Deliverance has to be one of the most disturbing films ever made about going into the backwoods of America. Trying to experience the thrill of rafting down a fictional river before it’s flooded in order create a dam, four friends are separated when they accidentally paddle their canoes down different breaks in the river. Two of the friends go ashore and are accosted by two locals, one of whom is carrying a shotgun. The two are then subdued and one of them is tied to a tree while the other is forcibly raped, a scene that now lives in infamy among cinema. When their friends catch up and kill one of the locals they flee, only to encounter the other local further downriver. After killing him and losing one of their own the survivors make their way back into town where they are told to never come back.
It’s a twisted tale that is horrifying despite being rather tame for a thriller.
10. A year after the film’s release there were 30 or more people that drowned trying to recreate the experience.
You would think that people would understand that a lot of what goes into a movie isn’t real.
9. The actors actually did their own stunts.
The movie was never insured and the actors had to do their own stunts, so Jon Voight was actually climbing the cliff in one scene.
8. The rapids scene only took one take.
Ned Beatty didn’t want to do the scene over and over so they managed to get it right in one take.
7. The color had to be adjusted since the river looked too inviting for a thriller.
For a thriller you don’t want the natural surroundings looking so serene sometimes. There had to be an air of menace that people could feel.
6. Burt Reynolds broke his tailbone during a scene.
This happened when going over the falls.

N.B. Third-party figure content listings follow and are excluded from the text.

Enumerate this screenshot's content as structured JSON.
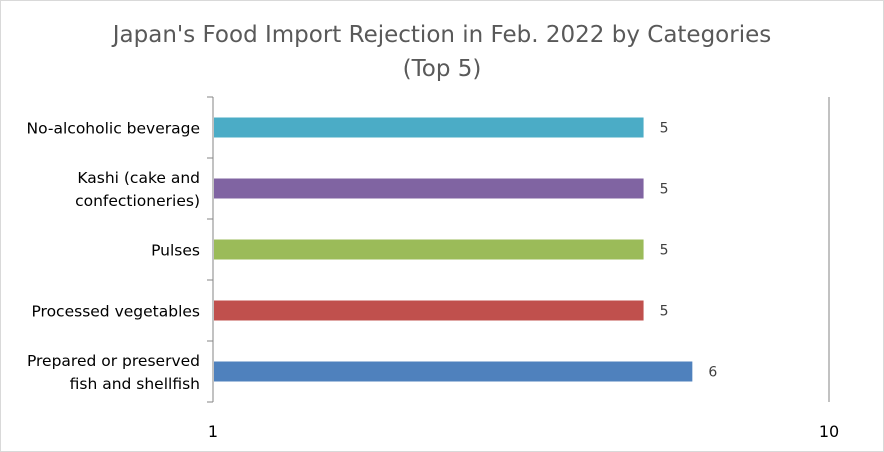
{
  "chart_data": {
    "type": "bar",
    "orientation": "horizontal",
    "title": "Japan's Food Import Rejection in Feb. 2022 by Categories",
    "subtitle": "(Top 5)",
    "categories": [
      [
        "No-alcoholic beverage"
      ],
      [
        "Kashi (cake and",
        "confectioneries)"
      ],
      [
        "Pulses"
      ],
      [
        "Processed vegetables"
      ],
      [
        "Prepared or preserved",
        "fish and shellfish"
      ]
    ],
    "values": [
      5,
      5,
      5,
      5,
      6
    ],
    "data_labels": [
      "5",
      "5",
      "5",
      "5",
      "6"
    ],
    "colors": [
      "#4bacc6",
      "#8064a2",
      "#9bbb59",
      "#c0504d",
      "#4f81bd"
    ],
    "xaxis": {
      "scale": "log",
      "min": 1,
      "max": 10,
      "tick_labels": [
        "1",
        "10"
      ]
    },
    "grid": false,
    "legend": "none"
  }
}
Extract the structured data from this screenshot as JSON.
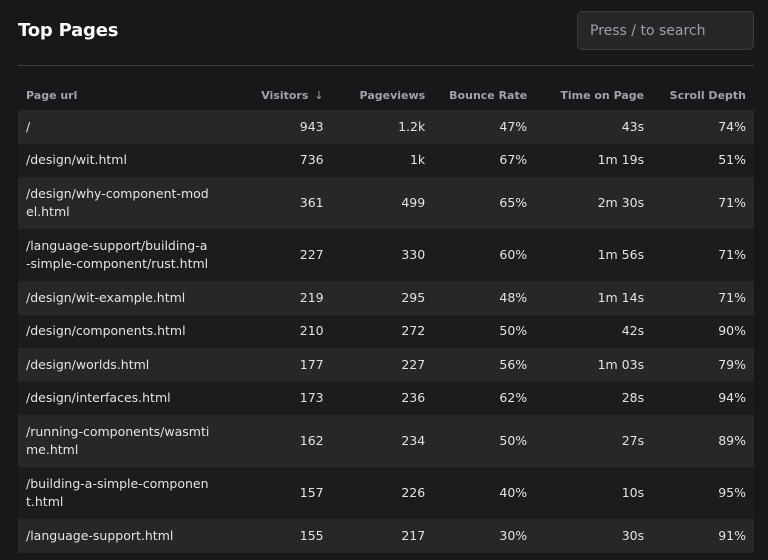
{
  "header": {
    "title": "Top Pages",
    "search_placeholder": "Press / to search"
  },
  "table": {
    "columns": [
      "Page url",
      "Visitors",
      "Pageviews",
      "Bounce Rate",
      "Time on Page",
      "Scroll Depth"
    ],
    "sort_indicator": "↓",
    "rows": [
      {
        "url": "/",
        "visitors": "943",
        "pageviews": "1.2k",
        "bounce": "47%",
        "time": "43s",
        "scroll": "74%"
      },
      {
        "url": "/design/wit.html",
        "visitors": "736",
        "pageviews": "1k",
        "bounce": "67%",
        "time": "1m 19s",
        "scroll": "51%"
      },
      {
        "url": "/design/why-component-model.html",
        "visitors": "361",
        "pageviews": "499",
        "bounce": "65%",
        "time": "2m 30s",
        "scroll": "71%"
      },
      {
        "url": "/language-support/building-a-simple-component/rust.html",
        "visitors": "227",
        "pageviews": "330",
        "bounce": "60%",
        "time": "1m 56s",
        "scroll": "71%"
      },
      {
        "url": "/design/wit-example.html",
        "visitors": "219",
        "pageviews": "295",
        "bounce": "48%",
        "time": "1m 14s",
        "scroll": "71%"
      },
      {
        "url": "/design/components.html",
        "visitors": "210",
        "pageviews": "272",
        "bounce": "50%",
        "time": "42s",
        "scroll": "90%"
      },
      {
        "url": "/design/worlds.html",
        "visitors": "177",
        "pageviews": "227",
        "bounce": "56%",
        "time": "1m 03s",
        "scroll": "79%"
      },
      {
        "url": "/design/interfaces.html",
        "visitors": "173",
        "pageviews": "236",
        "bounce": "62%",
        "time": "28s",
        "scroll": "94%"
      },
      {
        "url": "/running-components/wasmtime.html",
        "visitors": "162",
        "pageviews": "234",
        "bounce": "50%",
        "time": "27s",
        "scroll": "89%"
      },
      {
        "url": "/building-a-simple-component.html",
        "visitors": "157",
        "pageviews": "226",
        "bounce": "40%",
        "time": "10s",
        "scroll": "95%"
      },
      {
        "url": "/language-support.html",
        "visitors": "155",
        "pageviews": "217",
        "bounce": "30%",
        "time": "30s",
        "scroll": "91%"
      }
    ]
  }
}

Originally they used a cloth dummy, but it didn’t turn out right.
5. Ned Beatty was sucked underwater by a whirlpool.
Amazingly his first thought was how they were going to finish the movie without him, and the second was that they would probably find a way.

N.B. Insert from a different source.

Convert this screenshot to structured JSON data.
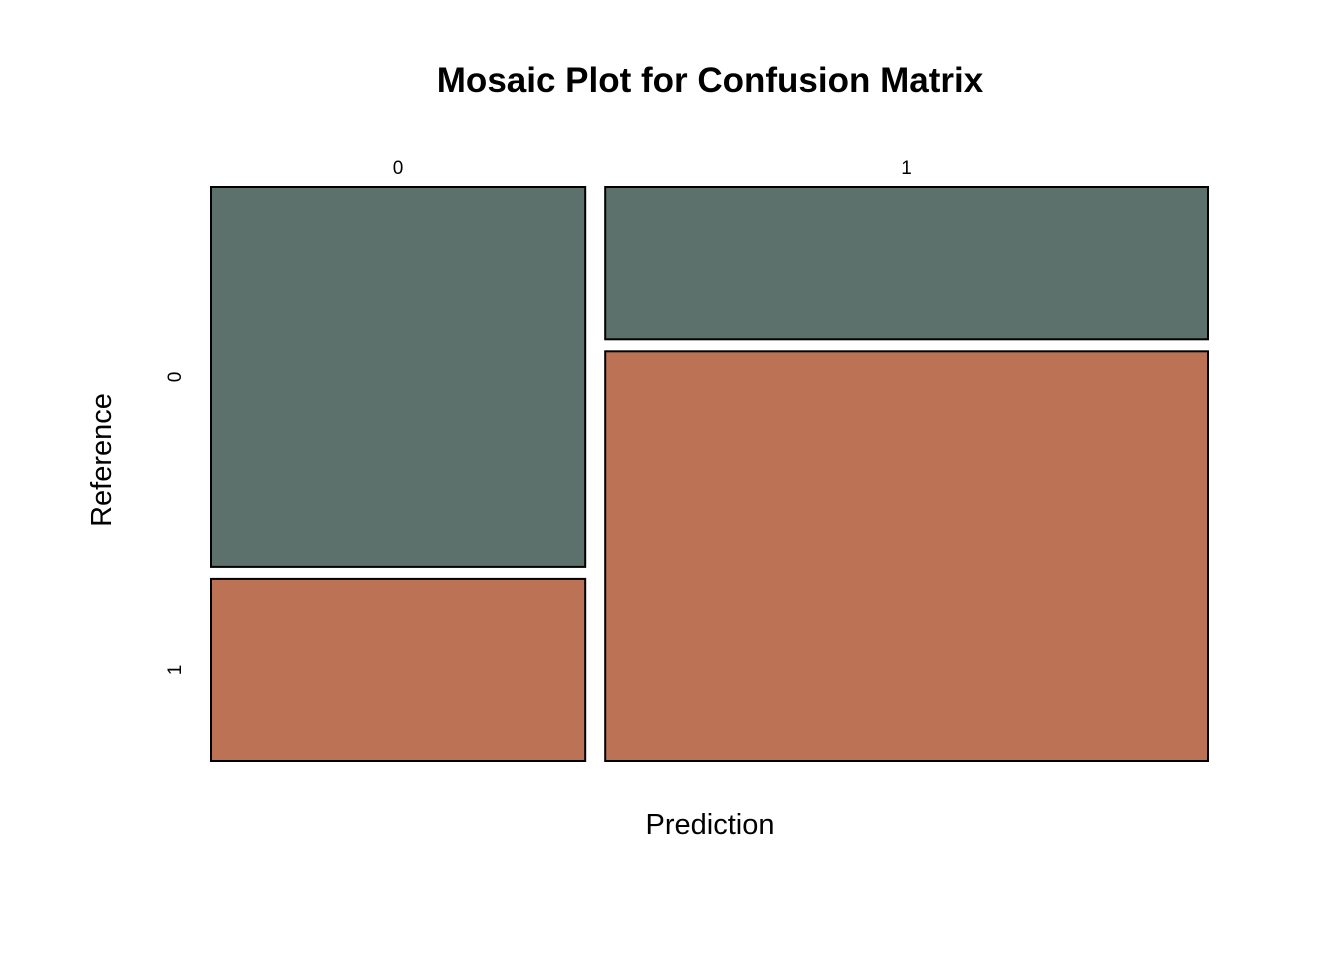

4. Despite his character being clumsy Ned Beatty was the only one with any canoeing experience.
I wonder how hard it was to act like he didn’t know anything about canoeing. Talk about having to go against character.
3. The dialogue is taken almost verbatim from the book.
You don’t tend to see this too often since book dialogue is usually adjusted and edited in such a way so that it will translate better to film.
2. The “squeal like a pig” scene was actually the cleaner version of the film.
This scene was actually adjusted in this manner to edit out all the profanity that was supposed to be going on.
1. Donald Sutherland turned down a role in the film but regretted it later on.
He was supposed to play the character of Ed but he didn’t want to because it seemed too violent.
So what do you do when you hear dueling banjos?